10. The real-time early warning system for large deformation of tunnel surrounding rock according to claim 9, characterized in that, The process involves analyzing and processing the standard dataset for large deformation monitoring of surrounding rock combined with the correction dataset using a physical information neural operator model based on Model-Independent Element Learning (MAML) to obtain predicted values of the deformation rate and cumulative deformation over a preset time period. This includes: Based on the monitoring and correction dataset of large deformation of surrounding rock, parameters were extracted to obtain the number of microseismic events, microseismic dominant frequency offset rate, microseismic energy release rate, geostress change, geostress inversion value, surrounding rock category label, excavation disturbance data and support reaction force data, as well as the corresponding measured value of surrounding rock deformation rate and measured value of cumulative deformation. An initial model of the physical information neural operator was constructed, and the weighted sum of the data fitting loss and the partial differential equation physical constraint loss was used as the joint training objective function.
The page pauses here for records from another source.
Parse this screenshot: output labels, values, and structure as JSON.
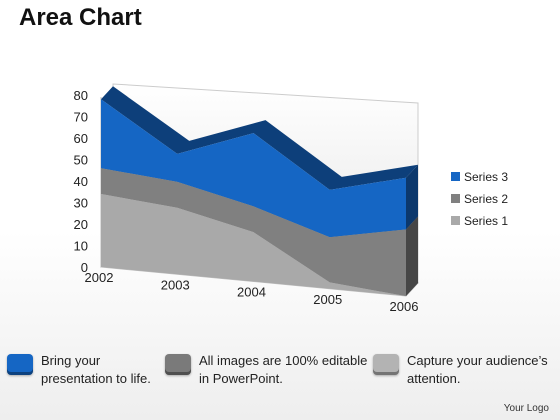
{
  "title": "Area Chart",
  "chart_data": {
    "type": "area",
    "view": "3d",
    "categories": [
      "2002",
      "2003",
      "2004",
      "2005",
      "2006"
    ],
    "series": [
      {
        "name": "Series 1",
        "values": [
          34,
          31,
          23,
          3,
          0
        ],
        "color": "#a9a9a9"
      },
      {
        "name": "Series 2",
        "values": [
          12,
          12,
          12,
          21,
          31
        ],
        "color": "#808080"
      },
      {
        "name": "Series 3",
        "values": [
          32,
          13,
          34,
          22,
          24
        ],
        "color": "#1566c4"
      }
    ],
    "yticks": [
      "80",
      "70",
      "60",
      "50",
      "40",
      "30",
      "20",
      "10",
      "0"
    ],
    "ylim": [
      0,
      80
    ],
    "stacked": true,
    "grid": false,
    "legend_position": "right"
  },
  "footer": {
    "items": [
      {
        "lines": [
          "Bring your",
          "presentation to life."
        ],
        "icon_color": "#1566c4",
        "icon": "blue-square-icon"
      },
      {
        "lines": [
          "All images are 100% editable",
          "in PowerPoint."
        ],
        "icon_color": "#7a7a7a",
        "icon": "gray-square-icon"
      },
      {
        "lines": [
          "Capture your audience’s",
          "attention."
        ],
        "icon_color": "#b3b3b3",
        "icon": "light-gray-square-icon"
      }
    ]
  },
  "logo": "Your Logo"
}
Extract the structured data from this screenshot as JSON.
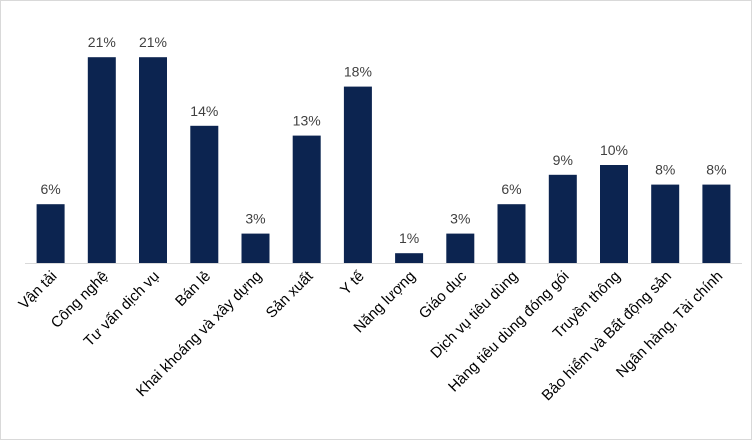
{
  "chart_data": {
    "type": "bar",
    "categories": [
      "Vận tải",
      "Công nghệ",
      "Tư vấn dịch vụ",
      "Bán lẻ",
      "Khai khoáng và xây dựng",
      "Sản xuất",
      "Y tế",
      "Năng lượng",
      "Giáo dục",
      "Dịch vụ tiêu dùng",
      "Hàng tiêu dùng đóng gói",
      "Truyền thông",
      "Bảo hiểm và Bất động sản",
      "Ngân hàng, Tài chính"
    ],
    "values": [
      6,
      21,
      21,
      14,
      3,
      13,
      18,
      1,
      3,
      6,
      9,
      10,
      8,
      8
    ],
    "data_labels": [
      "6%",
      "21%",
      "21%",
      "14%",
      "3%",
      "13%",
      "18%",
      "1%",
      "3%",
      "6%",
      "9%",
      "10%",
      "8%",
      "8%"
    ],
    "unit": "%",
    "title": "",
    "xlabel": "",
    "ylabel": "",
    "ylim": [
      0,
      22
    ],
    "grid": false,
    "legend": "none",
    "colors": {
      "bar": "#0c2450",
      "axis": "#d9d9d9",
      "label": "#404040",
      "category": "#000000"
    }
  }
}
The initial model of the physical information neural operator was trained based on the number of microseismic events, the microseismic dominant frequency offset rate, the microseismic energy release rate, the change in ground stress, the ground stress inversion value, the surrounding rock category label, the excavation disturbance data and the support reaction force data, as well as the corresponding measured values of the surrounding rock deformation rate and the cumulative deformation, to obtain the physical information neural operator model. The standard dataset for monitoring large deformation of surrounding rock is input into the physical information neural operator model based on model-independent meta-learning (MAML) for analysis and processing to obtain the deformation rate and cumulative deformation value of surrounding rock over a preset time period.